Taking Care of Your Shop
In the business we are in we make quite a lot of prototypes and do quite a bit of testing. This work requires lots of tools, materials and space. Although a nice prototype is very rewarding it can also create a lot of mess or take up quite a bit of space. All of this activity takes place in “The Shop”. If you are working in The Shop it is actually “Your shop”. This means anyone who enters the shop takes on responsibilities. Those responsibilities are for the proper keeping of the shop environment so it remains an efficient and safe place to work.
First: A word on safety. Before we talk about your shop, we need to pay attention to safety. Everyone in the shop is responsible for safety. For those who are not familiar with the safety of a certain situation it is their responsibility to ask. Don’t be that person who is to proud to ask and then go hurt yourself. For those who do know proper safety it is your responsibility to speak up and correct any unsafe situation at once.
Now a couple of simple shop rules:
A place for everything and everything in its place. This is a good one. It means putting things exactly where you found it. Example: An Allen wrench that came from a set should be returned to the holder it came from. Not just tossed in the draw it came from. This keeps an area neat. The next time one looks for something it makes it easier to find something whether it is a tool or material.
Leave your work area cleaner than when you found it. Yes dust and wastes end up under benches, in corners and settle on top of shelves, tool boxes etc. Take the time to clean up after yourself thoroughly. If you follow this rule your shop will never be dirty.
Respect the space of others. We all need space to work on our projects. No one project is more important than the others that it should take up all available resources. Plan ahead and make sure you will have the space you need for a project.
If projects need to go on for longer durations, that is fine. Things can remain setup up if you clean up after yourself daily and put away tools that are not being used. Materials should be gathered neatly in the project space. Ongoing projects should be labeled with a simple sign and name so that others know who to query about the status of a tool etc.
Replace what has been destroyed or consumed. Things break and get used up. That just happens. If it does make sure to reorder the item so it will be ready for the next person needing to use it.
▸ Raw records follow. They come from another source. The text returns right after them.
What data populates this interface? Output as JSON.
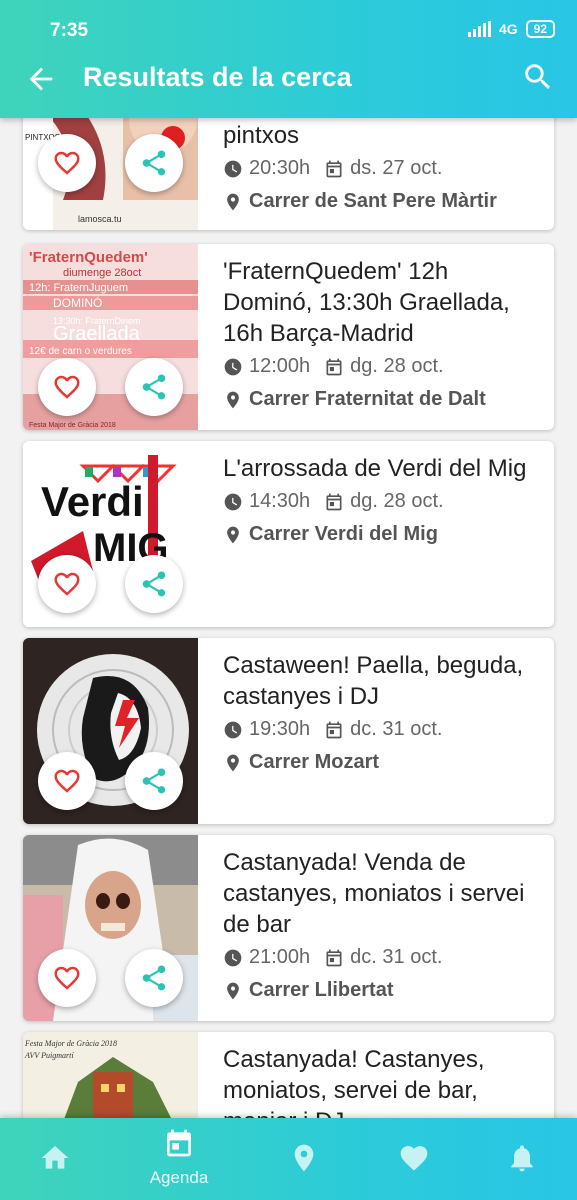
{
  "status_bar": {
    "time": "7:35",
    "network": "4G",
    "battery": "92"
  },
  "app_bar": {
    "title": "Resultats de la cerca"
  },
  "events": [
    {
      "title": "pintxos",
      "time": "20:30h",
      "date": "ds. 27 oct.",
      "place": "Carrer de Sant Pere Màrtir"
    },
    {
      "title": "'FraternQuedem' 12h Dominó, 13:30h Graellada, 16h Barça-Madrid",
      "time": "12:00h",
      "date": "dg. 28 oct.",
      "place": "Carrer Fraternitat de Dalt"
    },
    {
      "title": "L'arrossada de Verdi del Mig",
      "time": "14:30h",
      "date": "dg. 28 oct.",
      "place": "Carrer Verdi del Mig"
    },
    {
      "title": "Castaween! Paella, beguda, castanyes i DJ",
      "time": "19:30h",
      "date": "dc. 31 oct.",
      "place": "Carrer Mozart"
    },
    {
      "title": "Castanyada! Venda de castanyes, moniatos i servei de bar",
      "time": "21:00h",
      "date": "dc. 31 oct.",
      "place": "Carrer Llibertat"
    },
    {
      "title": "Castanyada! Castanyes, moniatos, servei de bar, menjar i DJ",
      "time": "",
      "date": "",
      "place": ""
    }
  ],
  "poster_texts": {
    "e1": {
      "top": "PINTXOS",
      "bottom": "lamosca.tu"
    },
    "e2": {
      "title": "'FraternQuedem'",
      "date": "diumenge 28oct",
      "l1": "12h: FraternJuguem",
      "l2": "DOMINÓ",
      "l3": "13:30h: FraternDinem",
      "l4": "Graellada",
      "l5": "12€ de carn o verdures",
      "l6": "Festa Major de Gràcia 2018"
    },
    "e3": {
      "line1": "Verdi",
      "line2": "MIG"
    },
    "e6": {
      "line1": "Festa Major de Gràcia 2018",
      "line2": "AVV Puigmartí"
    }
  },
  "bottom_nav": {
    "agenda_label": "Agenda"
  },
  "colors": {
    "accent": "#2cc9d3",
    "heart": "#e53935",
    "share": "#2bc4b4"
  },
  "icons": {
    "back": "arrow-left-icon",
    "search": "search-icon",
    "clock": "clock-icon",
    "calendar": "calendar-icon",
    "place": "location-pin-icon",
    "favorite": "heart-icon",
    "share": "share-icon",
    "nav": [
      "home-icon",
      "calendar-icon",
      "map-pin-icon",
      "heart-icon",
      "bell-icon"
    ]
  }
}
That is about it. Only four rules which if followed make for a productive shop. Your Shop.
A note on tools.
Proper tool storage: Tools and equipment need to be stored appropriately so they stay in good condition. Here is an example: A Wood chisel – pretty simple tool right. If you have ever handled a sharp chisel you know that with very little pressure you can remove skin from your finger very easily. A sharp chisel is a pleasure to work with. You look at the edge and think “I could split an atom with this thing”. Well not quite but the edge is so sharp it goes to nothing. Do you know how easy it is to bend or dull nothing? Being made of tool steel you might think it will stay sharp a long time. Well that is not the case. It takes almost nothing to bend nothing. When you drop that chisel in a tool draw without the protective cap on it, as soon as it touches anything else that is nearly as hard, the tip has been dulled. The protective cap not only protects you but also protects the tool so the next time you want to use it, it is sharp and ready to go. Make sure you store your tools properly.
Proper Tool Usage: Sounds simple right? Example: Side Cutters.
If you look at a few samples of this type of cutter you will usually find some to be damaged. In general they were most likely used to cut a material that they were not design for or was too large. It would be best to use the proper tool for the job (i.e. A cutting wheel for cutting hardened steel). If you are not sure what the right tool is, ask for advice. This will save some dollars in your tooling budge from having to replace ruined tools.
- Phil Bussone, Principal Mechanical Engineer, Goddard Inc.